注：kegg_script.R脚本内容如下
# 代码来自：http://www.genek.tv/course/225/task/4861/show
library(jsonlite)
library(purrr)
library(RCurl)
library(dplyr)
library(stringr)
 kegg <- function(json = "ko00001.json") {
    pathway2name <- tibble(Pathway = character(), Name = character())
    ko2pathway <- tibble(Ko = character(), Pathway = character())
    
    kegg <- fromJSON(json)
    
    for (a in seq_along(kegg[["children"]][["children"]])) {
      A <- kegg[["children"]][["name"]][[a]]
      
      for (b in seq_along(kegg[["children"]][["children"]][[a]][["children"]])) {
        B <- kegg[["children"]][["children"]][[a]][["name"]][[b]] 
        
        for (c in seq_along(kegg[["children"]][["children"]][[a]][["children"]][[b]][["children"]])) {
          pathway_info <- kegg[["children"]][["children"]][[a]][["children"]][[b]][["name"]][[c]]
          
          pathway_id <- str_match(pathway_info, "ko[0-9]{5}")[1]
          pathway_name <- str_replace(pathway_info, " \\[PATH:ko[0-9]{5}\\]", "") %>% str_replace("[0-9]{5} ", "")
          pathway2name <- rbind(pathway2name, tibble(Pathway = pathway_id, Name = pathway_name))
          
          kos_info <- kegg[["children"]][["children"]][[a]][["children"]][[b]][["children"]][[c]][["name"]]
          
          kos <- str_match(kos_info, "K[0-9]*")[,1]
          
          ko2pathway <- rbind(ko2pathway, tibble(Ko = kos, Pathway = rep(pathway_id, length(kos))))
        }
      }
    }
    colnames(ko2pathway) <- c("KO","Pathway")
    save(pathway2name, ko2pathway, file = "kegg_info.RData")
    write.table(pathway2name,"KEGG.library",sep="\t",row.names = F)
  }
  
  
kegg(json = "ko00001.json")

2.4背景注释构建

#目的是将自己的基因集和注释库的相结合，思路是先载入包，输入数据文件，分别生成GO注释、KEGG注释等信息

2.5GO/KEGG富集分析

还是在/ifs1/User/wuqi/Qxy/knowngenome/CAFE/node6analysis这个目录下，该目录下有node6.emapper.annotations、KEGG.library、GO.library、kegg_info.RData

vim all.R
chmod +x all.R
Rscript all.R  #直接运行这个代码，别分段跑了，咱全着来！
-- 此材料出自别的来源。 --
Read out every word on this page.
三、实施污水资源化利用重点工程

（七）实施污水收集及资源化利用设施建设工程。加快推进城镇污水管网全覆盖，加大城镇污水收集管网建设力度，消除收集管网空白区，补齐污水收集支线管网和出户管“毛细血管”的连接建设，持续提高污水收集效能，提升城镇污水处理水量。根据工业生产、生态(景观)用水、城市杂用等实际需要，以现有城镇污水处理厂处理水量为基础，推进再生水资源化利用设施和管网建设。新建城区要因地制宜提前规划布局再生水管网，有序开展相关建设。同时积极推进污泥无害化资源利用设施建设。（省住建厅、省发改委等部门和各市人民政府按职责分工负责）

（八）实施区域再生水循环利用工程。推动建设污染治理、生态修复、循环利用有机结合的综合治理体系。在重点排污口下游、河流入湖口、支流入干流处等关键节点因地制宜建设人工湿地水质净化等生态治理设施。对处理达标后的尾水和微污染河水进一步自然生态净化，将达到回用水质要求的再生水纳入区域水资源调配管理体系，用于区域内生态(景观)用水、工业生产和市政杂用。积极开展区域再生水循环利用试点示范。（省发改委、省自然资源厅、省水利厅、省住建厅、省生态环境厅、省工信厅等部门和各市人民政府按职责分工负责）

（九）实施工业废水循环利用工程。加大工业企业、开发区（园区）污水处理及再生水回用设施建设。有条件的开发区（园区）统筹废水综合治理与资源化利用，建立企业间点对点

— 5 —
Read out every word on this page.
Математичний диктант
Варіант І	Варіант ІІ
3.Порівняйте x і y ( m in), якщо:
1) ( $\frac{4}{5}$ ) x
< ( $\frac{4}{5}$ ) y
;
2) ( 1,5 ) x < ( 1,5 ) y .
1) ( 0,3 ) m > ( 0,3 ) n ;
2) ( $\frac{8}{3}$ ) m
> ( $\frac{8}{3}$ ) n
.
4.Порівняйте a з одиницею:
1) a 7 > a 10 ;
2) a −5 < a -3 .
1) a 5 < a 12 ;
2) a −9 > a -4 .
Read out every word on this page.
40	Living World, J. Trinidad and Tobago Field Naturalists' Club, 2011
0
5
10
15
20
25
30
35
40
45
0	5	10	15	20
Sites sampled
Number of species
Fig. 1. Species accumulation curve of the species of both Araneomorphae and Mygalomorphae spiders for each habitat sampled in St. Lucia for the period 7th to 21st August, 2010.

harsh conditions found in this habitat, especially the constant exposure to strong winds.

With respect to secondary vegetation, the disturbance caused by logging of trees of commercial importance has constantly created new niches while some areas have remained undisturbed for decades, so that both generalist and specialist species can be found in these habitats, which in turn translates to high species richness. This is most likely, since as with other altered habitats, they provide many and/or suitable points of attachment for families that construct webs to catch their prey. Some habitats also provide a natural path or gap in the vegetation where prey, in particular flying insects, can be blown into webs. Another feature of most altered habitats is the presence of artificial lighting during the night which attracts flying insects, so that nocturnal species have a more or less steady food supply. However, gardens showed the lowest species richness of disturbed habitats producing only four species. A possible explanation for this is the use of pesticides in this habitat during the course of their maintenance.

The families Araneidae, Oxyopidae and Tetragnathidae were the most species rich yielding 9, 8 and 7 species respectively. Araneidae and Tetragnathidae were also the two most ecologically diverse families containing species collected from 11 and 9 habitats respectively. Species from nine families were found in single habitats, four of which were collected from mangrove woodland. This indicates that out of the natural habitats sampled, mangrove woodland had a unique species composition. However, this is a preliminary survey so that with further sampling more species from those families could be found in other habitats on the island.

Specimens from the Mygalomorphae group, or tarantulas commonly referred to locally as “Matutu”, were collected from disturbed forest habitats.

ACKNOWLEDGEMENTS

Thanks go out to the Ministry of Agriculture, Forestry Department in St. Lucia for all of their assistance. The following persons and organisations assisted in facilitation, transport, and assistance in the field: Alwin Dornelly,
！！

结果文件是：node6_GO.rda、node6_KEGG.rda、node6expand.xls、node6significant.expand.KEGG.xls
将Excel表传输到本地查看有无重复行，有无动物相关注释（删掉）

脚本内容如下：

library(clusterProfiler)
library(dplyr)
library(stringr)
options(stringsAsFactors = F)
load("kegg_info.RData")
##===============================STEP1:GO注释生成=======================
#自己构建的话，首先需要读入文件
egg <- read.delim("node6.emapper.annotations",header = T,sep="\t")
egg[egg==""]<-NA  #将空行变成NA，方便下面的去除
#从文件中挑出基因query与eggnog注释信息
##gene_info <- egg %>% 
##  dplyr::select(GID = query, GENENAME = eggNOG_OGs) %>% na.omit()
#挑出query_name与GO注释信息
gterms <- egg %>%
  dplyr::select(query, GOs) %>% na.omit()
gene_ids <- egg$query
eggnog_lines_with_go <- egg$GOs!= ""
eggnog_lines_with_go
eggnog_annoations_go <- str_split(egg[eggnog_lines_with_go,]$GOs, ",")
gene2go <- data.frame(gene = rep(gene_ids[eggnog_lines_with_go],
                                    times = sapply(eggnog_annoations_go, length)),
                         term = unlist(eggnog_annoations_go))
names(gene2go) <- c('gene_id', 'ID')
go2name <- read.delim('GO.library', header = FALSE, stringsAsFactors = FALSE)
names(go2name) <- c('ID', 'Description', 'Ontology')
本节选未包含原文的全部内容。